385 Ketentuan lain yang perlu diatur di masa mendatang adalah pemeriksaan persidangan dan akibat hukum pembubaran partai politik. Pemeriksaan persidangan meliputi penentuan dan acara pemeriksaan bukti-bukti yang meliputi bukti dokumen fakta yang dapat dilakukan berdasarkan acara pidana. Sedangkan akibat hukum yang perlu diatur adalah terkait dengan status partai politik, sanksi bagi pengurus dan anggota tertentu yang terlibat dan bertanggungjawab terhadap pelanggaraan, status anggota lembaga perwakilan dan pejabat dari partai politik yang dibubarkan, serta harta kekayaan partai politik. 7.2. SARAN 1. Ketentuan terbaru yang mengatur partai politik, yaitu Undang-Undang Nomor 2 Tahun 2008, tidak banyak mengalami perubahan dari ketentuan sebelumnya, yaitu Undang-Undang Nomor 31 Tahun 2001. Di masa yang akan datang perlu diatur lebih detail mengenai alasan-alasan pembubaran dan prosedur pembubaran yang meliputi penambahan pemohon anggota DPR dan/atau DPD serta partai politik selain pemerintah, serta akibat hukum pembubaran partai politik. Selain itu juga perlu diatur kemungkinan pelanggaran yang dilakukan oleh pengurus partai politik tingkat daerah atau oleh organisasi sayap politik. Sedangkan mengenai persidangan pembubaran partai politik, perlu diatur lebih detail mengenai acara pemeriksaan di dalam perubahan Undang-Undang Nomor 24 Tahun 2003. 2. Berdasarkan Undang-Undang Nomor 2 Tahun 2008, diberlakukan ketentuan mengenai parliamentary treshold. Namun, suatu partai politik yang tidak dapat mengikuti pemilihan umum karena tidak lolos verifikasi KPU, ataupun mengikuti pemilihan umum tetapi tidak dapat memenuhi ketentuan parliament treshold, tidak memiliki konsekuensi pembubaran. Di beberapa negara, pembubaran dapat dilakukan terhadap partai politik yang untuk beberapa kali tidak dapat mengikuti pemilu atau tidak dapat menempatkan wakilnya di DPR. Alasan ini dapat diterapkan dengan dasar pemikiran bahwa partai tersebut tidak dapat menjalankan fungsi utamanya dan tidak memperoleh dukungan masyarakat.
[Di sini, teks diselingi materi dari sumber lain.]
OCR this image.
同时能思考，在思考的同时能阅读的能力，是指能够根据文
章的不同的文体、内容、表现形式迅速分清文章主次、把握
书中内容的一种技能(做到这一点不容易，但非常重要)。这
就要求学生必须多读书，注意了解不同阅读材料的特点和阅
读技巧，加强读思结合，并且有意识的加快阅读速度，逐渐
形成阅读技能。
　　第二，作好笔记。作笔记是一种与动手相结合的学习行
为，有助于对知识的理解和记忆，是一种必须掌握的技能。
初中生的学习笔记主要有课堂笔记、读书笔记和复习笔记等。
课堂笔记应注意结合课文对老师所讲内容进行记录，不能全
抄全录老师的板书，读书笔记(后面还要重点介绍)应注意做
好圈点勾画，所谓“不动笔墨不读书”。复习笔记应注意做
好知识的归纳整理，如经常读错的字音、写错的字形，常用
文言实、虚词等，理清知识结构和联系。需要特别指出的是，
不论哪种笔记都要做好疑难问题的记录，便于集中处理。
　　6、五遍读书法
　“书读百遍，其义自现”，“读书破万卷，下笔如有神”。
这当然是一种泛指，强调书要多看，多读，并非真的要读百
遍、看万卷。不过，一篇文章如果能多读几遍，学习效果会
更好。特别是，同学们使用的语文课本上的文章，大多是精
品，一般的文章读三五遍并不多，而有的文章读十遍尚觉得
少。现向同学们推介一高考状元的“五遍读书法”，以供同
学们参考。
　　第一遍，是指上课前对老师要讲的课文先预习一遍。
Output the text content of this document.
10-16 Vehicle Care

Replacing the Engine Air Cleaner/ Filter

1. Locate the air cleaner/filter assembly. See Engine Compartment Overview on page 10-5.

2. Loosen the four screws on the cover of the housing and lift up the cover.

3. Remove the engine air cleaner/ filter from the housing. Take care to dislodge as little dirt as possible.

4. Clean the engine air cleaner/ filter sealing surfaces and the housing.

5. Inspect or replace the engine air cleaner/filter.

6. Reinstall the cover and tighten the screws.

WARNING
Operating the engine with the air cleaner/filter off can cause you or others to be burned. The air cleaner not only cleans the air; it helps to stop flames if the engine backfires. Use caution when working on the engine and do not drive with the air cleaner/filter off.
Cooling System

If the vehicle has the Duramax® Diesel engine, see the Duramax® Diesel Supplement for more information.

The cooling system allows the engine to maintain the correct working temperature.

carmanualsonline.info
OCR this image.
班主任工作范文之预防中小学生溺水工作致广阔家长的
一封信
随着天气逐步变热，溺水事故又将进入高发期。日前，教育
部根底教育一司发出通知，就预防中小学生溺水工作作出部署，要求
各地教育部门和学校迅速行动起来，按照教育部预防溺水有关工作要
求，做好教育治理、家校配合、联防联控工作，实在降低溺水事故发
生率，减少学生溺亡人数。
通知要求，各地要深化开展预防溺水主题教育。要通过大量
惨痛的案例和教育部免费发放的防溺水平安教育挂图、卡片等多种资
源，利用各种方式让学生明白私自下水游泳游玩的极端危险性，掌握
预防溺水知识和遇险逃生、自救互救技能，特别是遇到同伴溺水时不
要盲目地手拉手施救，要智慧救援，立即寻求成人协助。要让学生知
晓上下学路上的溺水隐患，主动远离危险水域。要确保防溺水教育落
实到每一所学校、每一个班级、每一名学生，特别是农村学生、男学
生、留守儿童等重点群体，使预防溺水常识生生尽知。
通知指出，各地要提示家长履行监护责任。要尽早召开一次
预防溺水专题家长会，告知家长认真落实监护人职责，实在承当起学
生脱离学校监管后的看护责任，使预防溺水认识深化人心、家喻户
Namun, pembubaran karena alasan tersebut harus tetap

386 memberikan hak bagi anggota partai yang dibubarkan melanjutkan eksistensi organisasinya berdasarkan aturan organisasi yang bersifat umum, bukan partai politik. 3. Perlu dilakukan penelitian lebih lanjut mengenai akibat hukum partai politik terutama terkait dengan pertanggungjawaban anggota atau pengurus terhadap pelanggaran partai politik. Selain itu, juga perlu dilakukan penelitian mengenai akibat hukum pembubaran terhadap status anggota lembaga perwakilan dan pejabat publik dari partai yang dibubarkan, terkait dengan cara pemilihan dan hubungan hukum antara partai politik, anggota yang sedang menjabat, serta lembaga-lembaga negara di mana anggota tersebut menjabat.